Il s'avance vers moi tout en déployant à nouveau ses ailes, alors je me relève, les membres encore tremblants et je lève la tête vers lui. J'affronte son regard vif, jaune, brûlant et terrifiant.
— C'est moi, Andreï ! Tu te souviens de moi ? Je t'ai sauvé la vie !
La bête ne me répond que d'un rugissement, long et strident qui dresse mes poils. Je positionne mes mains en avant, sans le lâcher du regard.
— Je sais... soufflé-je. C'est difficile...je te comprends... mais nous pouvons t'aider ! Tu n'as plus besoin de te cacher, nous savons qui tu es et nous avons confiance en toi ! Nous croyons en toi !
La bête replie ses ailes, baisse sa gueule à ma hauteur et de son oeil jaune vif, me toise avec fureur. Je respire si fort que je crois bientôt suffoquer.
— Chloé... Chloé croit en toi... reprends-je. Alors reviens, je t'en supplie...

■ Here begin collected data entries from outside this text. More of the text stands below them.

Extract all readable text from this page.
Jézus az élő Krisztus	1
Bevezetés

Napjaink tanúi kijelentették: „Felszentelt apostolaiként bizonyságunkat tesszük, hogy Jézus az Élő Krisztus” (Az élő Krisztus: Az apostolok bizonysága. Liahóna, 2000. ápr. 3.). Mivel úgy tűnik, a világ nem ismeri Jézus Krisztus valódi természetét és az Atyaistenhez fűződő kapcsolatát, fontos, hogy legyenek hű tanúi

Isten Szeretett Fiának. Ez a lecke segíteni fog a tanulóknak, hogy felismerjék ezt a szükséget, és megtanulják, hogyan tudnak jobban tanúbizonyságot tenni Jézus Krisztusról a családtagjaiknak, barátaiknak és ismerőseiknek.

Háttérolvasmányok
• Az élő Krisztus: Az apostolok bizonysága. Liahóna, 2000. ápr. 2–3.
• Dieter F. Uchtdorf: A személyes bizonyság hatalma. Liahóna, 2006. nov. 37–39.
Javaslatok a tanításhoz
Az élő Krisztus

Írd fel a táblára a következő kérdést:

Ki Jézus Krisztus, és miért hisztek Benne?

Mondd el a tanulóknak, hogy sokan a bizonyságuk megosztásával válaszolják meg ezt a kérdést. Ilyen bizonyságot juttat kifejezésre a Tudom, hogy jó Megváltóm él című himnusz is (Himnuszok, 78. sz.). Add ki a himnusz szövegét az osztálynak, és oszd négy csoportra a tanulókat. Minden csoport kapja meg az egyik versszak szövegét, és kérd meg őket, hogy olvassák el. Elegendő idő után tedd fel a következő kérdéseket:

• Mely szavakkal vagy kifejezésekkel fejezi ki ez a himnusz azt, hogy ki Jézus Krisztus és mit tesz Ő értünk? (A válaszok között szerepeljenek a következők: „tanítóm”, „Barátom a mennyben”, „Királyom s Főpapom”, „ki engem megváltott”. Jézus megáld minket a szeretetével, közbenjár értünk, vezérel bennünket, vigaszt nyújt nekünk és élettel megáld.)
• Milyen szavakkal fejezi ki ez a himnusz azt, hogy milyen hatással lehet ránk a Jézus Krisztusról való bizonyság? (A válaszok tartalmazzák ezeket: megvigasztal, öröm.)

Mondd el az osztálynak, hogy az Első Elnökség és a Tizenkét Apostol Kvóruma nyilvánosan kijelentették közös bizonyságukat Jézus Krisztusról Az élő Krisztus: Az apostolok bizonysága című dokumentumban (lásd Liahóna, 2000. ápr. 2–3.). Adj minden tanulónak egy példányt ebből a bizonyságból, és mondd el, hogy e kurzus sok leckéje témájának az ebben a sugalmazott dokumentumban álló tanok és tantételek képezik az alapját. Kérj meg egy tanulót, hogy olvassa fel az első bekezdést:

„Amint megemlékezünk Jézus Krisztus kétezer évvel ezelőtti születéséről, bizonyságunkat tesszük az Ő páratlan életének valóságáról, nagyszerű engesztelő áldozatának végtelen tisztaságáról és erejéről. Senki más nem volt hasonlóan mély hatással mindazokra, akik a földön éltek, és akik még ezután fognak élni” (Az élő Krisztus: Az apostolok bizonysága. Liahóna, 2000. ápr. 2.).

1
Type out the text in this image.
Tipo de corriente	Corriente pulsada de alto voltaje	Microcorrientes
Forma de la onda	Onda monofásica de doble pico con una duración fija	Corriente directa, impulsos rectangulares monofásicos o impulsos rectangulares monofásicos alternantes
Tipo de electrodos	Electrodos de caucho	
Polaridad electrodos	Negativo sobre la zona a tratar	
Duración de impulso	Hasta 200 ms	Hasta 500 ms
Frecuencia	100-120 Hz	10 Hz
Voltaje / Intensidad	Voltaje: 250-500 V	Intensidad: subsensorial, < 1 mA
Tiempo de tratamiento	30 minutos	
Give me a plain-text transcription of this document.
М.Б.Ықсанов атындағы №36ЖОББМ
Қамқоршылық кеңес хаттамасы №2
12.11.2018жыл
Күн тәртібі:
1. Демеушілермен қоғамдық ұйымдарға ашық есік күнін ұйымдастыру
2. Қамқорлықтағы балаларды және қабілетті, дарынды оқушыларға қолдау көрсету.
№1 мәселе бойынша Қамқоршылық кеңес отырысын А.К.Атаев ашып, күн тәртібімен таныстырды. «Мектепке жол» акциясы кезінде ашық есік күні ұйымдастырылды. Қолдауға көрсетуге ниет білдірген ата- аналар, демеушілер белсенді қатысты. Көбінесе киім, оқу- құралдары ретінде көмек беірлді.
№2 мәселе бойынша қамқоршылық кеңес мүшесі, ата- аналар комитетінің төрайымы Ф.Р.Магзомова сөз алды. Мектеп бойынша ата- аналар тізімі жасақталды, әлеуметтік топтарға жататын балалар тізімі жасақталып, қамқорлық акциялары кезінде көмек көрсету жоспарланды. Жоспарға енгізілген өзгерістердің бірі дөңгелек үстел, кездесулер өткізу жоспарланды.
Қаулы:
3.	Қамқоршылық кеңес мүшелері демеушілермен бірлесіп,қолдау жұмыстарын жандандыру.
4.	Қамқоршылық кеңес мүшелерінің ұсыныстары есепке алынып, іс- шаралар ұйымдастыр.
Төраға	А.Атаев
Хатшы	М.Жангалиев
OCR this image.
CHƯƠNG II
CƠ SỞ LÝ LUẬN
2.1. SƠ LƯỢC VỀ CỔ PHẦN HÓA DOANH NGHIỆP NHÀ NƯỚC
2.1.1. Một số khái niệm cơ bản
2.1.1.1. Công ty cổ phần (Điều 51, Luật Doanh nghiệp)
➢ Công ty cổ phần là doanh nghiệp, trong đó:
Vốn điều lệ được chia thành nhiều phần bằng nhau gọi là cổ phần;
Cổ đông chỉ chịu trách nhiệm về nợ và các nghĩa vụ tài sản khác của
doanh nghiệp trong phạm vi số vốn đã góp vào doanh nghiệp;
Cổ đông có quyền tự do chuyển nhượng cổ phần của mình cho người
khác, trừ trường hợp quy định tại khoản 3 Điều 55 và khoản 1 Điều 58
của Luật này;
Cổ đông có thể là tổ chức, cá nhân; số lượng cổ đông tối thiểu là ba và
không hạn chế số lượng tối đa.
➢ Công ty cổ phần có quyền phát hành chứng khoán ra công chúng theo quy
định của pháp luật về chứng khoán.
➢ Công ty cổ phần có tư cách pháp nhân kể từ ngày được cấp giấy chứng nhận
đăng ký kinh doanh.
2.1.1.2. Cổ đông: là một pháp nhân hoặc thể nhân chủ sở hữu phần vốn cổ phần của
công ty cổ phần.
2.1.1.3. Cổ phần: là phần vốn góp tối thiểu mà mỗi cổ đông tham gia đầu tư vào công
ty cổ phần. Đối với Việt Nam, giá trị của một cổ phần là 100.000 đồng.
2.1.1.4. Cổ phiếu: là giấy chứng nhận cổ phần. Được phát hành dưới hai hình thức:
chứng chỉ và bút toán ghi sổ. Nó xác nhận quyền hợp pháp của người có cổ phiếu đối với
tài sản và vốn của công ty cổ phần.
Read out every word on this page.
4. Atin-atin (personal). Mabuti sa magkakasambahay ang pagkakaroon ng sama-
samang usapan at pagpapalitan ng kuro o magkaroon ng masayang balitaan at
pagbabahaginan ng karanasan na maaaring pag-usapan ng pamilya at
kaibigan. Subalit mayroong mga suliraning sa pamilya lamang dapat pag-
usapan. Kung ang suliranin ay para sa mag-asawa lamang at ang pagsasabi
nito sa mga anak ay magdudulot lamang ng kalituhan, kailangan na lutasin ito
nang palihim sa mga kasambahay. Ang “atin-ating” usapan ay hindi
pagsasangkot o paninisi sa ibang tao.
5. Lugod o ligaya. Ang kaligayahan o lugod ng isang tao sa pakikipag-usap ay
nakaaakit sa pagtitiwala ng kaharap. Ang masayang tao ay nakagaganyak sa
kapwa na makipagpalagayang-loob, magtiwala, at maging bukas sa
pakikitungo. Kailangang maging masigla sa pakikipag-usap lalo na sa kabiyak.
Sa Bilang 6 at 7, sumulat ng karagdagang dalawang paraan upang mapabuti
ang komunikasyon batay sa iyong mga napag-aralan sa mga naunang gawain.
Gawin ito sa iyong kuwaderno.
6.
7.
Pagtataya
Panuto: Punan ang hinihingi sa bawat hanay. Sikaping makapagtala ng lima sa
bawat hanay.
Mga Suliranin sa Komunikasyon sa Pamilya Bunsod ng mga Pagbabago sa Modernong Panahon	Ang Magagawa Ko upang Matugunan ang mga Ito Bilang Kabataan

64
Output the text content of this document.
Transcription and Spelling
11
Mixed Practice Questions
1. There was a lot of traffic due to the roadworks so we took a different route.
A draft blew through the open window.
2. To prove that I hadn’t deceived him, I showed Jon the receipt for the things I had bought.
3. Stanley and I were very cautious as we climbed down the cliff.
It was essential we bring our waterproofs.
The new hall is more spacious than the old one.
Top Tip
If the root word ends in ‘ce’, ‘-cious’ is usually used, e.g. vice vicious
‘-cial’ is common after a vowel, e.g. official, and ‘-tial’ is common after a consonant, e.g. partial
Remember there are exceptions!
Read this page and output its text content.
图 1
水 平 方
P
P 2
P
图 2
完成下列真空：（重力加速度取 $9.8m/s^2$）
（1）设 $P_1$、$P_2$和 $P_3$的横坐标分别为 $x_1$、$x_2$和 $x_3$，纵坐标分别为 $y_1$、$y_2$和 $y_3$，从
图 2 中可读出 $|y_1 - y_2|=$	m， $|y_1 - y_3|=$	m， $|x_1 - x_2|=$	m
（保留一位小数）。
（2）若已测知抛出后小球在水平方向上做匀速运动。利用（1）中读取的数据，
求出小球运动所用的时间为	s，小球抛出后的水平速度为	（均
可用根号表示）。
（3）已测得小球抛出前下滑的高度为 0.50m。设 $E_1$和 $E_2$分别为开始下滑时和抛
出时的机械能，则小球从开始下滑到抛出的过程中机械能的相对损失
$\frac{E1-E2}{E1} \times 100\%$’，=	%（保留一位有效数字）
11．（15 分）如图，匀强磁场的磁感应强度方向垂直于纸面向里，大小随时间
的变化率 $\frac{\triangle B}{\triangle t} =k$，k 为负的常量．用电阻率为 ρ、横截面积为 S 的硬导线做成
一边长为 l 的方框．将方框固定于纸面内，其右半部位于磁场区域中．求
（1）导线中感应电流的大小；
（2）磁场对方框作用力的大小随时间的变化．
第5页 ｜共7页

Il me fixe, cette fureur semble se dissiper, quand bien même, son regard demeure menaçant.
— Le... le maudit petit prince ploie le genou devant toi... le dernier Être de Feu...
Je pose un genou à terre et baisse lentement la tête. Je fixe le sol, les mains sur ma jambe, le coeur lourd. Je n'ai qu'une seule chance. J'entends Jamésy jeter son sabre à terre et je crois bien qu'ils m'imitent et s'agenouillent également. Un court instant plane durant lequel je ressens la chaleur écrasante de cet incroyable métamorphe.
Je ferme les yeux, me pince les lèvres. Je songe à tout cet espoir qui m'anime, je songe à la possibilité de réparer nos erreurs, sauver notre monde. J'ai foi en nous, j'ai foi en notre amitié. Il n'y a rien de plus fort que la confiance et l'espoir réunis.
Lorsque je relève doucement la tête, j'entends un râle d'agonie, mais ce râle est humain. Je me relève aussitôt quand je reconnais Tristan, recroquevillé sur lui-même, tremblant, sans aucun vêtement, sur le sol. La pluie déferle et fouette son corps meurtri mais il est là, devant nous et il est humain.